Genus-specific dsbA gene amplification

PCR was performed in a Bio-Rad T100™ Thermal cycler (Bio-Rad, Hercules, CA, USA) according to the guidelines described by Iweriebor et al. [9 (link)] for amplification of the genus-specific disulfide bond formation protein (dsbA) gene using the following universal primers: EHL dsb F 5′-GAT GAT GTC TGA AGA TAT GAA ACA AAT-3′ and EHL dsb R 5′-CTG CTC GTC TAT TTT ACT TCT TAA AGT-3′ to generate 409 bp fragments. PCR was performed in a 25 μL reaction mixture containing 12.5 μL of One Taq^® quick-load^® master mix (New England BioLabs, Ipswich, MA, USA), 1 μL of 10 pMol for each of the forward and reverse primers, 8.5 μL of nuclease-free water, and 2 μL of DNA template.

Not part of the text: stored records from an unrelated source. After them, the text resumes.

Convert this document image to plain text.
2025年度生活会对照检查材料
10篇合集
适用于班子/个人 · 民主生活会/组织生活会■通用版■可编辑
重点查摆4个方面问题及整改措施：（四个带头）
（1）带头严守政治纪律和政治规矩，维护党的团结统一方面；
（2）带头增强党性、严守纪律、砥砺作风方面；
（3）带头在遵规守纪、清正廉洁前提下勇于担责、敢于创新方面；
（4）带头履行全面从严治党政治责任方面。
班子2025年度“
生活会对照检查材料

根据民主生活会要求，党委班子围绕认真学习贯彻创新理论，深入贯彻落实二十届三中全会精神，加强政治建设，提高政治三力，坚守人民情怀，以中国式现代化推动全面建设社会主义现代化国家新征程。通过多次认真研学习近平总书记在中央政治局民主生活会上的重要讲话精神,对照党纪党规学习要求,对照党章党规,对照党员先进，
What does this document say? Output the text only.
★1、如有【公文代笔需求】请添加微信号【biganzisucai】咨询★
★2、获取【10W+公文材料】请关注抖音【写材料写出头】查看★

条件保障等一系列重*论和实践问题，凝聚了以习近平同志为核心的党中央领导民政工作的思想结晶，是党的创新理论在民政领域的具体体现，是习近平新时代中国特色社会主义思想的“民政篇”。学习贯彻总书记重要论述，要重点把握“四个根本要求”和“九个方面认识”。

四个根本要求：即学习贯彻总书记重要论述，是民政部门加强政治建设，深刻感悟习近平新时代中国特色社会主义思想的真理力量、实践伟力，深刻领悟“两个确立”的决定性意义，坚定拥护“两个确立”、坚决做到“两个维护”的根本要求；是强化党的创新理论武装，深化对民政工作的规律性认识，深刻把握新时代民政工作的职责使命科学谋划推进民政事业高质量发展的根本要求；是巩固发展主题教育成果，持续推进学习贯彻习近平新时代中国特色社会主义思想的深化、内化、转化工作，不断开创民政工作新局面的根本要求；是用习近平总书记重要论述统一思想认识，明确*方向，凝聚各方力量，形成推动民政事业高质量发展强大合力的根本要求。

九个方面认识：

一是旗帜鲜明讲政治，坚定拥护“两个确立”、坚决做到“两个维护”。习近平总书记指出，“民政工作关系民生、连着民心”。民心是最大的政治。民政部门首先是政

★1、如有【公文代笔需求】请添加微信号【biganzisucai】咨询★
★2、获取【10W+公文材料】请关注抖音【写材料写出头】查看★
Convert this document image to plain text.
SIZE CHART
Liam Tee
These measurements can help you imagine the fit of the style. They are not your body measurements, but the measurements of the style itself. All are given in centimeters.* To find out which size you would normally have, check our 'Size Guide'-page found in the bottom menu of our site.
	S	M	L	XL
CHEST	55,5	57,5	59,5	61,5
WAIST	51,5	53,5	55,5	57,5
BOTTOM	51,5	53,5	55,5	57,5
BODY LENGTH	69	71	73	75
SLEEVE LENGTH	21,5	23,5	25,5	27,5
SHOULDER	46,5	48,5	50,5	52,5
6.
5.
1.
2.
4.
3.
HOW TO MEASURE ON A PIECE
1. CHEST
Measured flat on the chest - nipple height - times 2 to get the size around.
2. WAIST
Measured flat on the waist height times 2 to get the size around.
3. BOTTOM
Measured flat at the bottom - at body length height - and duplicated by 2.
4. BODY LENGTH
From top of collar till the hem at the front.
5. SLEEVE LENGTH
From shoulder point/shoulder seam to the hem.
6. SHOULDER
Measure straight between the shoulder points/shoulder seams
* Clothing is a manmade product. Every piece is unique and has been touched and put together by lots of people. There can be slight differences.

The cycling conditions were as follows: an initial heating block at 94 °C for 3 min, followed by 35 cycles of denaturation at 93 °C for 30 s, then annealing at 47 °C for 30 s, with an elongation at 72 °C for 1 min and a final elongation at 72 °C for 5 min. Nuclease-free water was used as a non-DNA negative control and positive control was E. ruminantium DNA obtained from a collaborator at the Center for Zoonosis Control, Hokkaido University, Japan. PCR products were visualized by electrophoresis on a 1% agarose gel stained with ethidium bromide at 100 volts for 45 min. Positive PCR products were sent to Inqaba Biotech (Pty), Ltd., Pretoria (South Africa) for purification and sequencing.